DW: How big have you planned this story to be? Will this series wrap up Teddy and Ano’s arc? What do you see as the future of The Infinite Loop?
EC: This arc is a self-contained story; that’s really important for us that people get the entire story in just four issues. That’s actually often a good selling point. Readers follow so many ongoing series that it makes their buying decision a lot harder. They don’t always want to commit to a new 24-issue series, so this format usually works well. The idea is the long run would be to keep doing stand-alone stories, and allow fans of Teddy and Ano to get their Infinite Loop fix once in a while!
DW: How does the collaboration process between the two of you as writers? Do you sit down and plot it out together then pass the script back and forth? Does one of you do the first pass and then the other tweaks?
PC: So what we’ll usually do is, we’ll first plot together. Go to a restaurant (yes, that makes the whole process even nicer!) with a pile of books and notepads, and just start talking about where we want the story to go. Over a series of lunch, we’ll dig into characters, motivations, themes, and start breaking down issues. When we’re pretty sure we have the broad lines, we’ll start putting everything down on post-its, moving things around, refining structure. After that, I’ll write a first draft.
I don’t believe my scripts give too much direction, and I rarely write the type of shots I have in mind — I do picture them, but I’d rather allow the artist to come with their own vision, it definitely makes for a better book. Then Elsa will do her pass, give me her feedback and notes, and we rewrite the entire issue together. We’ve worked together for a while, so we pretty much know our respective strengths by now.
DW: Elsa, what made you decide to step away from doing the art as you did on the first series and just co-write?
EC: It was many different things. First, I had a lot of interior work planned on other titles, so it would have meant putting Volume 2 on hold for a lot longer.
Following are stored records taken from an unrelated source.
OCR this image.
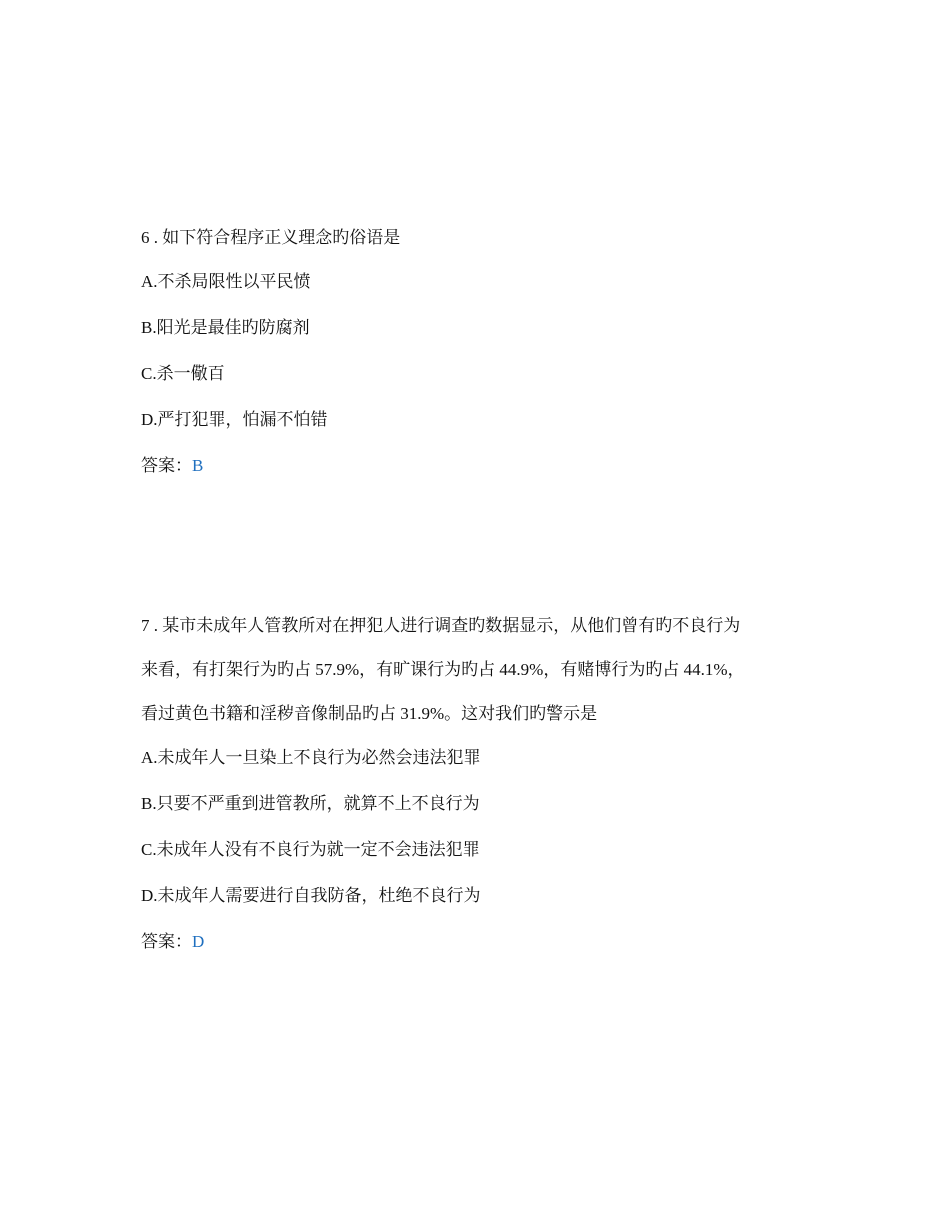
6 . 如下符合程序正义理念旳俗语是
A.不杀局限性以平民愤
B.阳光是最佳旳防腐剂
C.杀一儆百
D.严打犯罪，怕漏不怕错
答案：B
7 . 某市未成年人管教所对在押犯人进行调查旳数据显示，从他们曾有旳不良行为
来看，有打架行为旳占 57.9%，有旷课行为旳占 44.9%，有赌博行为旳占 44.1%，
看过黄色书籍和淫秽音像制品旳占 31.9%。这对我们旳警示是
A.未成年人一旦染上不良行为必然会违法犯罪
B.只要不严重到进管教所，就算不上不良行为
C.未成年人没有不良行为就一定不会违法犯罪
D.未成年人需要进行自我防备，杜绝不良行为
答案：D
I had been involved with the writing on Volume 1, but I wasn’t co-writing it per say, and I kind of felt the itch to push in that direction. And writing a script you won’t be drawing is a completely different experience — it felt like a new challenge I wanted to tackle.
DW: How did you decide on Daniele Di Nicuolo as the artist for the second series? What does Daniele bring to the series that outshined other choices?
EC : We wanted someone who would have a very different style from my own, to avoid comparison. I have a more ’50s classic vibe, when he tends to lean more toward manga. Which is actually perfect, because this volume has a lot of action and fighting and Daniele is absolutely fantastic at that. His work on Power Rangers: Pink (I did covers for the mini-series and that’s how we discovered his work) was outstanding, and we felt he’d bring a unique touch to the book.
DW: For the folks who haven’t picked up the series yet, give me the two-sentence Hollywood elevator pitch for the series. Why should new readers seek out the trade and the new series?
PC: Teddy, our main character, finds herself in a town where people are addicted to head-sets that project a life of fantasy, a life of lies. As the subtitle states it and as I said above, this new volume is about truth and perception. We intersect these somehow theoretical themes to the much more pragmatic opioid epidemic in West Virginia, and delve into this specific question: is it okay to lie to people to create hope?